It's a dish that was born out of rationing and the Brits were very good at making meals stretch during those lean times, my mother tells of eating bread and dripping, dripping is the fat from the roasted meat. As a result of rationing, a thrifty attitude towards cooking has always been a part of the british culture, I would hear this phrase a lot at meal times 'waste not want not' food was never thrown away if one could make something of it the next day. I am glad I grew up in a time and place where meals were cooked at home and people sat around the table to eat.....with a knife and fork. Of course by the time I went off to college there were a smattering of Wimpy Burger Bars and Pizzalands, which were mildly appealing, but they were lightweight fast food joints and not a major presence on 'Main Street'. Today? well that's another big fat story.
As I mentioned in the previous post I made bubble and squeak to go with roasted cod, (thankfully we have friends here in Montauk eager to get up at the crack of dawn and go fishing....in March). The last time I made B+S was probably during my bedsit days in London, and believe me there was no fresh cod sitting atop! HP sauce more likely, served with some beans of the 57 variety, cooked on a stove operated on a meter which would always run out of money when the beans were still can-cold......we ate a lot of beans back then. Then there was the landlady with the liberally applied magenta lipstick, peering through a crack in the door.......spooky, but it was all good character building stuff - bedsit land on the Finchley road in the 80's!
Now the thrifty dishes from my homeland have been showing up in New York City with the arrival of the gastropub. The bubble and squeak served with cod idea came from a restaurant in the West Village - Highlands - a charming, cosy restaurant with a Scottish flavor, I am a huge Scotophile and I loved everything on the menu especially the pound of cockles served in a delicious broth. They serve beer in old pint glasses, which had me and my mancunian mate taking a hike down memory lane.
Bubble and Squeak
More than just a breakfast dish, it's great with fish or ham, we had sunday supper with leftovers from the leftovers and chicken sausages, a green salad and grainy mustard, good simple fare. Any leftover vegetables can be used in this dish, but I think the brussel sprouts are a must.
1 large onion peeled and finely chopped
leftover cold cabbage
leftover cold potatoes
leftover cold brussel sprouts
butter and olive oil
salt and pepper.
Heat oil and butter in a frying pan, add chopped onion and cook gently for 3-4 minutes until softened. Mix in the cabbage, potatoes and brussel sprouts and stir over a high heat, make a thick pancake form, mashing the vegetables together and heat through, scraping up any crispy bits from the bottom of the pan.
My mother was a young girl living in Norwich during the Second World War, I asked her what dishes/food she remembered eating during rationing and what she missed the most, this was her response - Well now, rabbit ....pies..stewed..roast.
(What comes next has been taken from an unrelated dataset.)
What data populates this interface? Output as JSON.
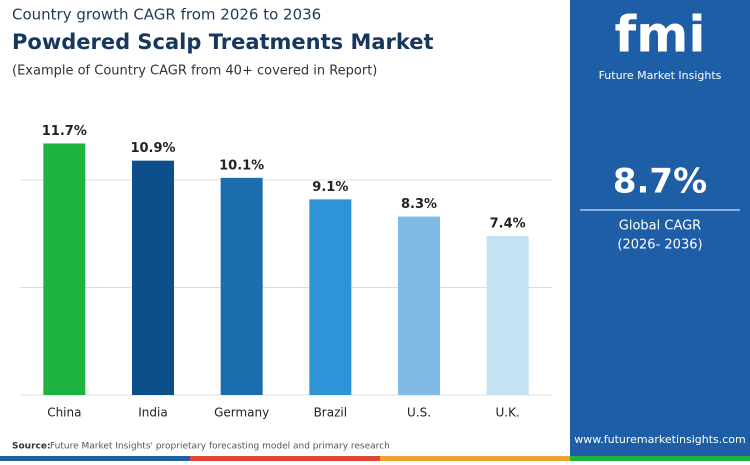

We kept rabbits, that was the norm. Steamed meat suet puddings, beef if it was available (suet you could get from butcher in a lump, not shredded like today) Bread and dripping. A winter dish was boiled onions in white sauce (something I still do occasionally) Fish and chips once a week. All vegetables from the garden...veg soup, bubble and squeak.
I missed cakes the most and bread and butter pudding. Butter, sugar cheese and dried fruit were almost non existent. Tea time consisted of sandwiches, jam when it was available, toast and paste. Sunday tea we would have bread and shrimps. Ice cream was a once a year treat. We were lucky to have fresh peaches. Poppy grew a peach tree which kept us supplied, apart from that, fruit was rare unless you were lucky to have apple trees and we didn't.
I suppose the one thing I remember well, was making our own cheese and butter. The cream taken off the milk and put in kilner jar till about 3/4 full, then shaken for days to make butter, sour milk was put in muslin to hang until it was consistent enough for cheese. So at the end of the day, as I said earlier cakes I missed most. Sweets, well....... what were they!